Motorola Phones and PQC support

n2gwtl

I have been reading the GOS hardware requirements https://grapheneos.org/faq#future-devices and it seems to be missing details on PQC support. It seems Google has adopted an aggressive timeline for transitioning to PQC in their secure element and verified boot. Will the Motorola phones support PQC secure/verified boot and PQC signing keys in the secure element?

de0u

n2gwtl If Google is updating the library code that Android bootloaders use for AVB (source) and believes they can ship this out to current devices to update their bootloaders, the same should be true of other vendors who are on top of things.

I suspect this will be fine.

DohnJoe

n2gwtl

From the same link you posted we can read:

Non-exhaustive list of requirements for future devices

I trust GOS team (and Motorola) they will include whatever is considered important for the project, including PQC (if considered important).

n2gwtl

But belo

de0u but below that, the ROM code must include public PQC keys.

de0u

n2gwtl but below that, the ROM code must include public PQC keys.

Modern devices mostly don't have ROM as such; most work from NAND flash.

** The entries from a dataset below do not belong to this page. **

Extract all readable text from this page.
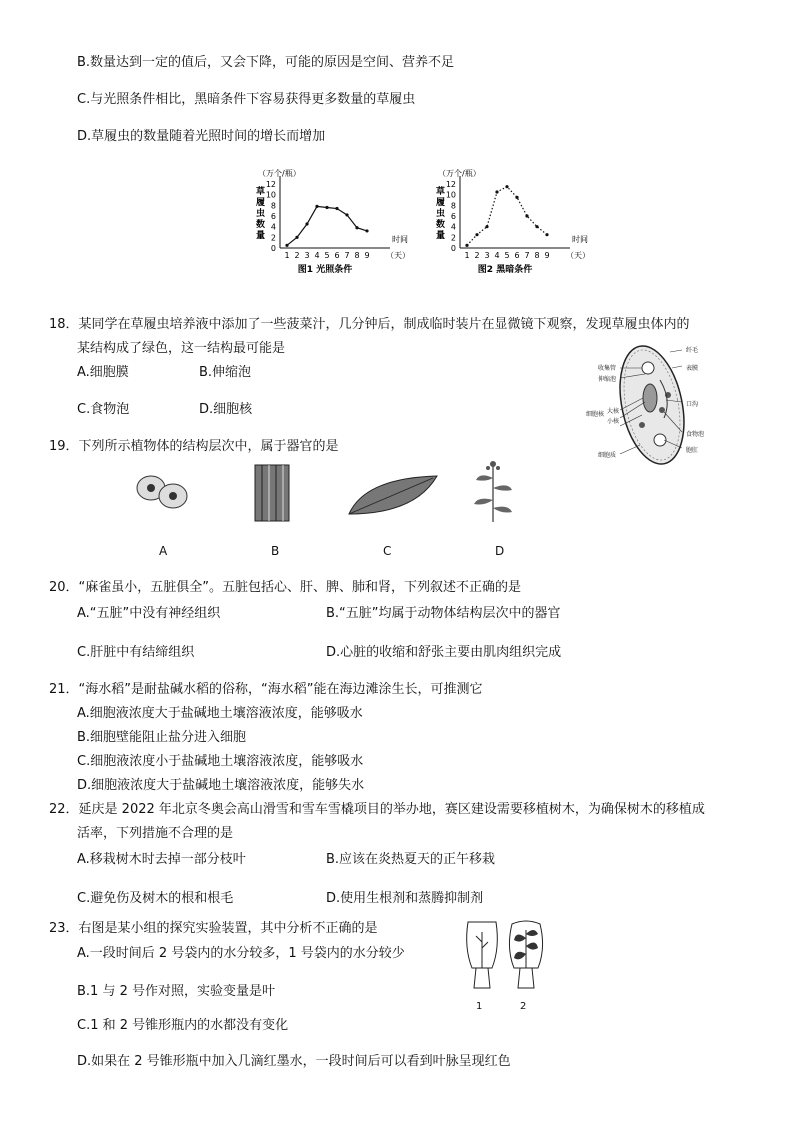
B.数量达到一定的值后，又会下降，可能的原因是空间、营养不足
C.与光照条件相比，黑暗条件下容易获得更多数量的草履虫
D.草履虫的数量随着光照时间的增长而增加
（万个/瓶）
草
履
虫
数
量
0
2
4
6
8
10
12
1 2 3 4 5 6 7 8 9
时间
（天）
图1 光照条件
（万个/瓶）
草
履
虫
数
量
0
2
4
6
8
10
12
1 2 3 4 5 6 7 8 9
时间
（天）
图2 黑暗条件
18．某同学在草履虫培养液中添加了一些菠菜汁，几分钟后，制成临时装片在显微镜下观察，发现草履虫体内的
某结构成了绿色，这一结构最可能是
A.细胞膜	B.伸缩泡
C.食物泡	D.细胞核
收集管
伸缩泡
细胞核 大核
小核
细胞质
纤毛
表膜
口沟
食物泡
胞肛
19．下列所示植物体的结构层次中，属于器官的是
A	B	C	D
20．“麻雀虽小，五脏俱全”。五脏包括心、肝、脾、肺和肾，下列叙述不正确的是
A.“五脏”中没有神经组织	B.“五脏”均属于动物体结构层次中的器官
C.肝脏中有结缔组织	D.心脏的收缩和舒张主要由肌肉组织完成
21．“海水稻”是耐盐碱水稻的俗称，“海水稻”能在海边滩涂生长，可推测它
A.细胞液浓度大于盐碱地土壤溶液浓度，能够吸水
B.细胞壁能阻止盐分进入细胞
C.细胞液浓度小于盐碱地土壤溶液浓度，能够吸水
D.细胞液浓度大于盐碱地土壤溶液浓度，能够失水
22．延庆是 2022 年北京冬奥会高山滑雪和雪车雪橇项目的举办地，赛区建设需要移植树木，为确保树木的移植成
活率，下列措施不合理的是
A.移栽树木时去掉一部分枝叶	B.应该在炎热夏天的正午移栽
C.避免伤及树木的根和根毛	D.使用生根剂和蒸腾抑制剂
23．右图是某小组的探究实验装置，其中分析不正确的是
A.一段时间后 2 号袋内的水分较多，1 号袋内的水分较少
B.1 与 2 号作对照，实验变量是叶
C.1 和 2 号锥形瓶内的水都没有变化
D.如果在 2 号锥形瓶中加入几滴红墨水，一段时间后可以看到叶脉呈现红色
1	2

Android bootloaders are fairly frequently upgraded. The GrapheneOS installation process includes adding an Android Verified Boot signing key. It is not clear there is any obstacle to adding key material of any type through normal update channels.

n2gwtl

DohnJoe I trust GOS, too. But they have publicly published their hardware requirements and do not mention PQC which goes beyond software.

n2gwtl

de0u

The ROM serves as a hardware root of trust. It is the anchor for secure boot. The higher stages of secure boot probably rely on NAND flash.

de0u

n2gwtl The ROM serves as a hardware root of trust.

Ok, you forced me to have an extended conversation with an LLM (more than an hour). As expected, much of what it said was wrong, but I think I have a coherent picture. Note that what I am posting is my understanding, not LLM output. Also, since the LLM isn't great about providing citations that work, and I've already spent well over an hour on this, I'm not going to provide citations (at least not this afternoon).

At least at present, quantum computers threaten classical signature algorithms (RSA, DSA) much more than they threaten classical encryption algorithms or classical secure hash functions.
The first-stage bootloader on old devices (such as a Pixel 6) performs a classical signature check on the second-stage bootloader, and this code cannot be changed. This is unfortunate, because if the key for that signature is blown by a quantum computer then people can sign malicious second-stage bootloaders.
However, the first-stage bootloader hashes/measures itself and the second-stage loader into Platform Configuration Registers (PCRs). So even if a malicious second-stage bootloader has a fake-correct classical signature and is launched by the first-stage loader, the PCRs will still be off.
The Titan M2 secure element won't release the storage encryption keys for the flash storage if the hashes of the bootloader and OS in the PCRs don't look right.
An upgrade path will be built into a new release of the Titan M2 firmware so that during an upgrade from a classical-signing bootloader chain to a PQC-signing bootloader chain the flash storage encryption keys will be re-encrypted based on the new chain of trust.

I expect I still have some details wrong. But I now believe that Google will be able to update out a new bootloader path that will provide acceptable assurance even on devices that are already in the field. And unless there is a reasonable claim that Samsung or Motorola has made a specific mistake that would stand in the way of them doing something similar, I still/again suspect it'll be ok.